Pada saat kasus pertama penderita Corona Virus Disease (Covid-19) diumumkan, masyarakat dibuat kaget dan terjadi kehebohan. Pasalnya, data pribadi pasien yang berdomisili di Depok tersebar di tengah-tengah masyarakat melalui media-media sosial maupun platform komunikasi digital (Whatsapp).
Hal tersebut memang tak lepas juga dari informasi media massa mainstream yang kecolongan membuka detail data pasien. Sampai saat ini, pembukaan identitas pasien masih menjadi pro dan kontra, ada yang berpikiran itu harus diungkap agar bisa menjadi dasar untuk melakukan contact tracing. Ada pula yang tetap menginginkan detail data pasien terjaga dengan baik.
Sudah hampir sebulan terakhir ini konsumsi publik akan tayangan media massa berubah. Kita disuguhi oleh tayangan berita baik di media massa cetak maupun online mengenai Covid-19. Himbauan Bekerja dari rumah atau Work from Home (WFH), belajar dari rumah, serta beribadah dari rumah juga sudah digaungkan oleh pemerintah pusat kepada seluruh warga negara Indonesia. Namun saat ini, himbauan tersebut belum sepenuhnya dilaksanakan oleh beberapa kalangan masyarakat.
Para pekerja harian masih kebingungan jika harus berhenti bekerja. Wacana lockdown pun menghantui mereka. Namun ternyata wacana itu urung tiba, yang ada adalah keputusan Pembatasan Sosial Berskala Besar (PSBB) yang intinya sama saja. Membuat mereka memiliki keterbatasan dalam mencari sesuap nasi. Bagi yang beraktivitas di luar rumah maupun yang hanya di dalam rumah, permasalahan utamanya adalah banyak yang mulai terganggu secara kejiwaan. Bisa saja bukan hanya karena takut akan Covid-19 menyerang, melainkan bisa juga karena takut tak bisa menghasilkan pendapatan.

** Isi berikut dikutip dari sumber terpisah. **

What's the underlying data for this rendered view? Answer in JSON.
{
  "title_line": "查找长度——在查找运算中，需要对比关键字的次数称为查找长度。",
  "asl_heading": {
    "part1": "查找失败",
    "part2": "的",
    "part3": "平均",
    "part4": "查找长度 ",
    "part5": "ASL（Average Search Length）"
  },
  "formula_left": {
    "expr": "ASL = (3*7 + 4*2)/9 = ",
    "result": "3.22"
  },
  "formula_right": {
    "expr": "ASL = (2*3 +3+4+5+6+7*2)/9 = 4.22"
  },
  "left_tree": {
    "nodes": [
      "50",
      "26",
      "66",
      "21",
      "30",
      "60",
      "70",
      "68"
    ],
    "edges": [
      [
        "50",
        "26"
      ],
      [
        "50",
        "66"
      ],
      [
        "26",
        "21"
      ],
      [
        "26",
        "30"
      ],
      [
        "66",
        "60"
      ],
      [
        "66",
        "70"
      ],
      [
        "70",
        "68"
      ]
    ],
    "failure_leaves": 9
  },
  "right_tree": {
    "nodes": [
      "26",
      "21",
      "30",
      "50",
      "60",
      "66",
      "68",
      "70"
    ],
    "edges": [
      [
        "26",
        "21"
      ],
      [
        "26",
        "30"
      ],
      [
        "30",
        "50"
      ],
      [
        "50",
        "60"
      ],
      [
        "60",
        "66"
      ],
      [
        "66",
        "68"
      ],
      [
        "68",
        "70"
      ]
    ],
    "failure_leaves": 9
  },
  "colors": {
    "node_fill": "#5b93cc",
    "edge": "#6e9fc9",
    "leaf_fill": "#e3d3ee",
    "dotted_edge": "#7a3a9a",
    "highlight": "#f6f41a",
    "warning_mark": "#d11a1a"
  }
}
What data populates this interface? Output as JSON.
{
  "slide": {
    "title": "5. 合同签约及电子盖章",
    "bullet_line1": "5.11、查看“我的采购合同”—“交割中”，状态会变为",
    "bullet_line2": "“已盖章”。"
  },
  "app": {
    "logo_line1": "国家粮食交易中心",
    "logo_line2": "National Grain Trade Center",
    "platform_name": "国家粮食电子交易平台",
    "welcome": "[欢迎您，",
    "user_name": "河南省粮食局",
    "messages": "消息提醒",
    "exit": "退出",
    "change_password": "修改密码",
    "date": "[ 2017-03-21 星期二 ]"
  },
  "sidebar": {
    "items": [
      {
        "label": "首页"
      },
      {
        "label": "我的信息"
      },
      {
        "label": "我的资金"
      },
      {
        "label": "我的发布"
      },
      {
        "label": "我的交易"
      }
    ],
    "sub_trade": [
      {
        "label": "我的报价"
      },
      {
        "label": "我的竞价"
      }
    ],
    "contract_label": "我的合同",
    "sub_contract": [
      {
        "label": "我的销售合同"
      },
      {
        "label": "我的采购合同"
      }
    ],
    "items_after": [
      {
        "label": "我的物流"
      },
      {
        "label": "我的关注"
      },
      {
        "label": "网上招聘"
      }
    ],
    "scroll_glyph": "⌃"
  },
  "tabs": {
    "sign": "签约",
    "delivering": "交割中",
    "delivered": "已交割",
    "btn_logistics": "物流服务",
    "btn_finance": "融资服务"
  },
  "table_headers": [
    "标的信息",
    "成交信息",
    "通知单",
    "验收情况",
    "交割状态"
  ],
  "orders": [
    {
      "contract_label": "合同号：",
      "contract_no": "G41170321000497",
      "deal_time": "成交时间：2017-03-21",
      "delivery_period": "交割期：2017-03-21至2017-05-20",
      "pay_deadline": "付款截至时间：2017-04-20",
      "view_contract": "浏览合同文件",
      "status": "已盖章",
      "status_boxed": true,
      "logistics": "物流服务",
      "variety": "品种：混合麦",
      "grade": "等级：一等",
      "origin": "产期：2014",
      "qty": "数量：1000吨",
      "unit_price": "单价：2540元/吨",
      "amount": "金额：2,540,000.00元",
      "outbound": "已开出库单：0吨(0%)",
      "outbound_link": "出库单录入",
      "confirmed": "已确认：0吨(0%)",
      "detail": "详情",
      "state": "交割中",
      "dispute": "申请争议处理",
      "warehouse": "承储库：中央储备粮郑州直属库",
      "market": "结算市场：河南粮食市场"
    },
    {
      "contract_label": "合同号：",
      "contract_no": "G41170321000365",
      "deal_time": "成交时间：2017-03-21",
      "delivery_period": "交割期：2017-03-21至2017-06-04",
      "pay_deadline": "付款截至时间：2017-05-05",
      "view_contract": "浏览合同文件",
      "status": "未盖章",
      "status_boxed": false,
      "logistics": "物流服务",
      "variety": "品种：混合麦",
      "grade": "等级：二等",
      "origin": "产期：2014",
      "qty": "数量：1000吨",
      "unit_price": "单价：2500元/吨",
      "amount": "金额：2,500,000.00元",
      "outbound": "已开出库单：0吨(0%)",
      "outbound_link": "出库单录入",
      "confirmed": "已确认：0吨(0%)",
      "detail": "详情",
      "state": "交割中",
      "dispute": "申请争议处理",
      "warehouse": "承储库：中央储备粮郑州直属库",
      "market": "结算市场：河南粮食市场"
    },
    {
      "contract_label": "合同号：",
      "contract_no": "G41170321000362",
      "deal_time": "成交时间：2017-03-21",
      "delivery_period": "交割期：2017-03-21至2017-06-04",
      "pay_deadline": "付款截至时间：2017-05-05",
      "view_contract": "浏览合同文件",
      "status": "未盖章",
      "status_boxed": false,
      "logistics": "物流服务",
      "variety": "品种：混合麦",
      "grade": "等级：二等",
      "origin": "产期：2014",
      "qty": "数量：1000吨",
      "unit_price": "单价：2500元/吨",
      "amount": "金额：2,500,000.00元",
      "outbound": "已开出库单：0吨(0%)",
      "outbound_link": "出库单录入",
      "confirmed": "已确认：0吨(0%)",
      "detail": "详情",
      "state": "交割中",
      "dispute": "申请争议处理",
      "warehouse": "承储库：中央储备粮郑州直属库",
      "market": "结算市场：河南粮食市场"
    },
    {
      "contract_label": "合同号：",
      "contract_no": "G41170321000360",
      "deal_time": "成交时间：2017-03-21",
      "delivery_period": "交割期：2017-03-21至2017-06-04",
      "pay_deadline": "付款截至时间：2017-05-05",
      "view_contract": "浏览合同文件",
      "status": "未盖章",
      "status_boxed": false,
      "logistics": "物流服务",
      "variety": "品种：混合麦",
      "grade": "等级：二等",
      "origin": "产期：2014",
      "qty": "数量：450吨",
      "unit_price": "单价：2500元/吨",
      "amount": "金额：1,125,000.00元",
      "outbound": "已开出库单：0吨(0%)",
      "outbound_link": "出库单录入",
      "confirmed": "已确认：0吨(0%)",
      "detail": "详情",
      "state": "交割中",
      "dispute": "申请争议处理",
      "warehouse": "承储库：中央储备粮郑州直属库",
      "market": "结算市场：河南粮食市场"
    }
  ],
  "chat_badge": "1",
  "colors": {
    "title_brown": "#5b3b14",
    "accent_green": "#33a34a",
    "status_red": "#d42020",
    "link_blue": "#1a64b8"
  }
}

Psikosomatik dan Penyebabnya
Anggota Ikatan Psikolog Klinis, Emeldah, menjelaskan bahwa penyakit psikosomatik berasal dari stres emosional dan bermanifestasi dalam tubuh sebagai rasa sakit fisik dan gejala lainnya.
***
“Ketika kita stres, kan kita psikosomatik juga, jadi kita bingung, ini kok aku sesak, ngerasa sesak, padahal kan bisa jadi sesak itu karena cemas,” ungkap Emeldah. (kompas.com)
Senada dengan Emeldah, seorang dokter yang juga Psikiater dengan kekhususan di bidang Psikosomatik Medis, dr Andri, SpKJ, FACPL atau di Instagram dikenal dengan sebutan Ki Samber Edan, menjelaskan bahwa semua informasi terkait virus corona yang berseliweran di sejumlah media, lalu dikonsumsi oleh publik, berpotensi memunculkan reaksi psikosomatik tubuh. Reaksi psikosomatik adalah kecemasan yang dipicu oleh pola konsumsi masyarakat terhadap berita-berita terkait virus corona yang terjadi terus-menerus. Dari beberapa penjelasan di akun twitter-nya kemudian diambil kesimpulan :
“Psikosomatik di tengah Pandemik. Lawan Kecemasan dan Hindari Ancaman. Tanamkan Optimisme dan Lakukan Hobi Menyenangkan” – dr. Andri, SpKJ
Kurangi Konsumsi Berita Corona
Kita sering mendengar pepatah mengatakan bahwa janganlah berlebihan karena sesuatu yang berlebihan itu tidak baik. Bahkan Islam menganjurkan umatnya untuk tidak berlebihan dalam segala lini kehidupan. Jika kita merasa tayangan berita di TV terlalu banyak mengumbar informasi tentang Covid-19, maka sudah saatnya Anda mengurangi konsumsi berita tersebut. Waspada boleh, khawatir berlebihan jangan.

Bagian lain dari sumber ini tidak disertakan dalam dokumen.